Quem torna você diferente de qualquer outra pessoa? Não há diferença essencial entre duas pessoas. E espiritualmente falando, todos nascemos na mesma condição. "Como o pecado entrou no mundo por um homem, e pelo pecado a morte, assim também a morte veio a todos os homens, porque todos pecaram" (Rm 5:12), todas as pessoas se encontram na mesma situação, "não há diferença entre judeus e gentios" (Rm 10:12), pois "todos pecaram e separados estão da glória de Deus" (Rm 3:23).

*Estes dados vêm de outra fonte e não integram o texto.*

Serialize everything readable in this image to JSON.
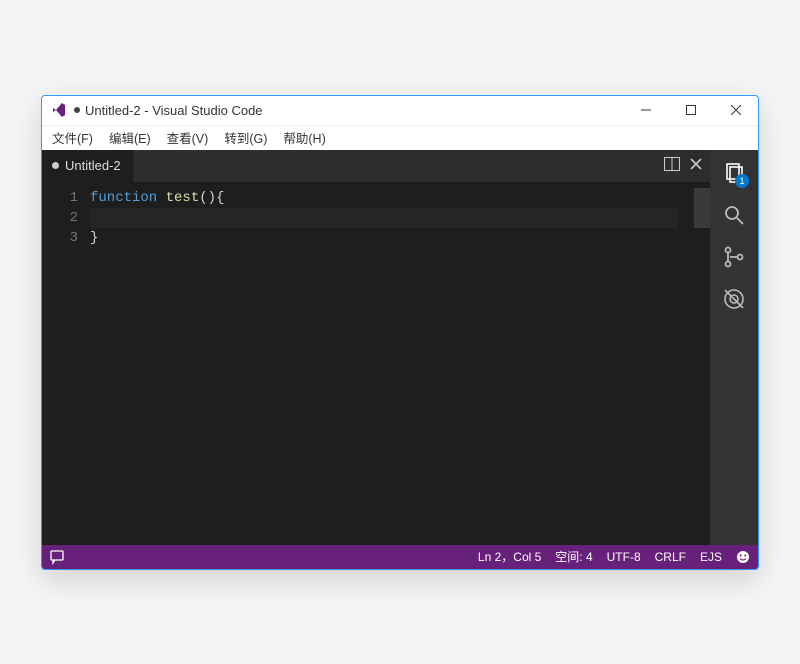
{
  "window": {
    "title": "Untitled-2 - Visual Studio Code",
    "dirty": true
  },
  "menubar": {
    "items": [
      {
        "label": "文件(F)"
      },
      {
        "label": "编辑(E)"
      },
      {
        "label": "查看(V)"
      },
      {
        "label": "转到(G)"
      },
      {
        "label": "帮助(H)"
      }
    ]
  },
  "tabs": {
    "active": {
      "label": "Untitled-2",
      "dirty": true
    }
  },
  "editor": {
    "lines": [
      {
        "num": "1",
        "code_html": "<span class='kw'>function</span> <span class='fn'>test</span><span class='pn'>(){</span>"
      },
      {
        "num": "2",
        "code_html": ""
      },
      {
        "num": "3",
        "code_html": "<span class='pn'>}</span>"
      }
    ],
    "active_line_index": 1
  },
  "activitybar": {
    "explorer_badge": "1"
  },
  "statusbar": {
    "cursor": "Ln 2，Col 5",
    "spaces": "空间: 4",
    "encoding": "UTF-8",
    "eol": "CRLF",
    "lang": "EJS"
  }
}
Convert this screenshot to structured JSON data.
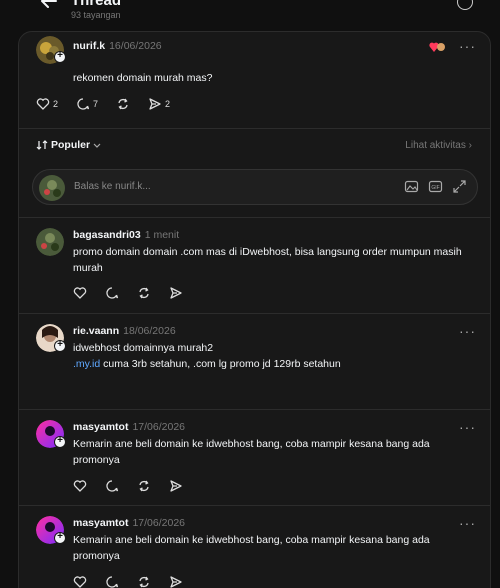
{
  "header": {
    "title": "Thread",
    "views": "93 tayangan"
  },
  "main_post": {
    "username": "nurif.k",
    "date": "16/06/2026",
    "text": "rekomen domain murah mas?",
    "likes": "2",
    "comments": "7",
    "shares": "2"
  },
  "sort": {
    "label": "Populer",
    "activity": "Lihat aktivitas"
  },
  "reply": {
    "placeholder": "Balas ke nurif.k..."
  },
  "replies": [
    {
      "username": "bagasandri03",
      "date": "1 menit",
      "text": "promo domain domain .com mas di iDwebhost, bisa langsung order mumpun masih murah"
    },
    {
      "username": "rie.vaann",
      "date": "18/06/2026",
      "line1": "idwebhost domainnya murah2",
      "link": ".my.id",
      "line2_rest": " cuma 3rb setahun, .com lg promo jd 129rb setahun"
    },
    {
      "username": "masyamtot",
      "date": "17/06/2026",
      "text": "Kemarin ane beli domain ke idwebhost bang, coba mampir kesana bang ada promonya"
    },
    {
      "username": "masyamtot",
      "date": "17/06/2026",
      "text": "Kemarin ane beli domain ke idwebhost bang, coba mampir kesana bang ada promonya"
    }
  ]
}
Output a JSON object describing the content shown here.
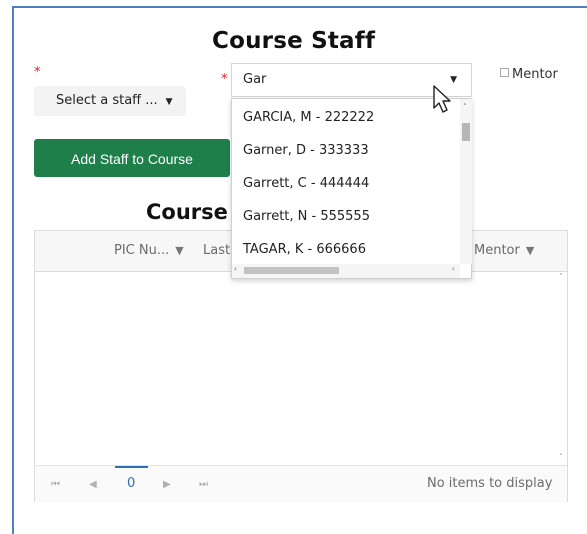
{
  "page": {
    "title": "Course Staff",
    "subtitle": "Course",
    "required_marker": "*"
  },
  "staff_select": {
    "value": "Select a staff ...",
    "caret": "▼"
  },
  "role_combo": {
    "value": "Gar",
    "caret": "▼"
  },
  "mentor_checkbox": {
    "label": "Mentor",
    "checked": false
  },
  "add_button": {
    "label": "Add Staff to Course",
    "color": "#1e7f4a"
  },
  "dropdown": {
    "options": [
      "GARCIA, M - 222222",
      "Garner, D - 333333",
      "Garrett, C - 444444",
      "Garrett, N - 555555",
      "TAGAR, K - 666666"
    ],
    "scroll_up": "˄",
    "scroll_left": "‹",
    "scroll_right": "›"
  },
  "grid": {
    "columns": [
      {
        "label": "PIC Nu...",
        "filter": "▼"
      },
      {
        "label": "Last",
        "filter": ""
      },
      {
        "label": "Mentor",
        "filter": "▼"
      }
    ],
    "pager": {
      "first": "⏮",
      "prev": "◀",
      "page": "0",
      "next": "▶",
      "last": "⏭",
      "status": "No items to display"
    },
    "scroll_up": "˄",
    "scroll_down": "˅"
  }
}
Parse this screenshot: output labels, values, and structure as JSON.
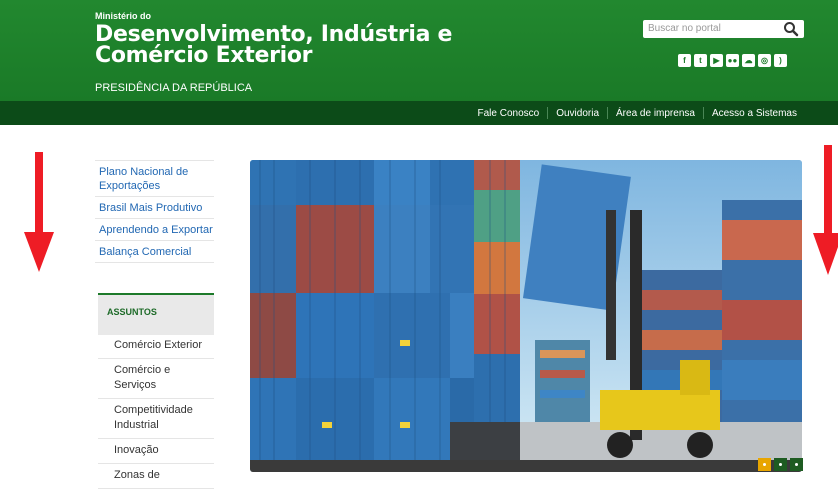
{
  "header": {
    "pretitle": "Ministério do",
    "title_line1": "Desenvolvimento, Indústria e",
    "title_line2": "Comércio Exterior",
    "subtitle": "PRESIDÊNCIA DA REPÚBLICA",
    "search_placeholder": "Buscar no portal",
    "social_icons": [
      "facebook-icon",
      "twitter-icon",
      "youtube-icon",
      "flickr-icon",
      "soundcloud-icon",
      "instagram-icon",
      "rss-icon"
    ]
  },
  "topnav": {
    "links": [
      "Fale Conosco",
      "Ouvidoria",
      "Área de imprensa",
      "Acesso a Sistemas"
    ]
  },
  "leftnav": {
    "items": [
      "Plano Nacional de Exportações",
      "Brasil Mais Produtivo",
      "Aprendendo a Exportar",
      "Balança Comercial"
    ]
  },
  "assuntos": {
    "heading": "ASSUNTOS",
    "items": [
      "Comércio Exterior",
      "Comércio e Serviços",
      "Competitividade Industrial",
      "Inovação",
      "Zonas de"
    ]
  },
  "colors": {
    "header_green": "#1a7a27",
    "nav_dark_green": "#0c4b18",
    "link_blue": "#2268b3",
    "arrow_red": "#ee1c25",
    "slider_active": "#e8a500"
  },
  "hero": {
    "image": "shipping-containers-photo",
    "slides": 3,
    "active_slide": 1
  }
}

Não importa o gênero, não interessa a idade, classe socio-econômica ou raça não distingue uma pessoa diante de Deus quanto à aceitação ou capacidade, melhor dizendo, incapacidade de agradá-lo.

Porém, a pergunta do apóstolo pressupõe uma diferença. Toda a humanidade divide-se em classes: os perdidos e os salvos, sendo que estes últimos pertenciam anteriormente ao primeiro grupo. "Anteriormente, todos nós também vivíamos entre eles, satisfazendo as vontades da nossa carne, seguindo os seus desejos e pensamentos. Como os outros, éramos por natureza merecedores da ira" (Ef 2:3). Portanto, existe "diferença entre o justo e o ímpio, entre os que servem a Deus e os que não o servem" (Ml 3:18). Essa diferença que não existia antes passou a existir. Iguais em pecado e culpa, tornam-se diferentes e justificados, num dizer, os salvos sobressam-se do contingente de perdidos. A diferença resultante não é negada, mas o causador dela é que se investiga.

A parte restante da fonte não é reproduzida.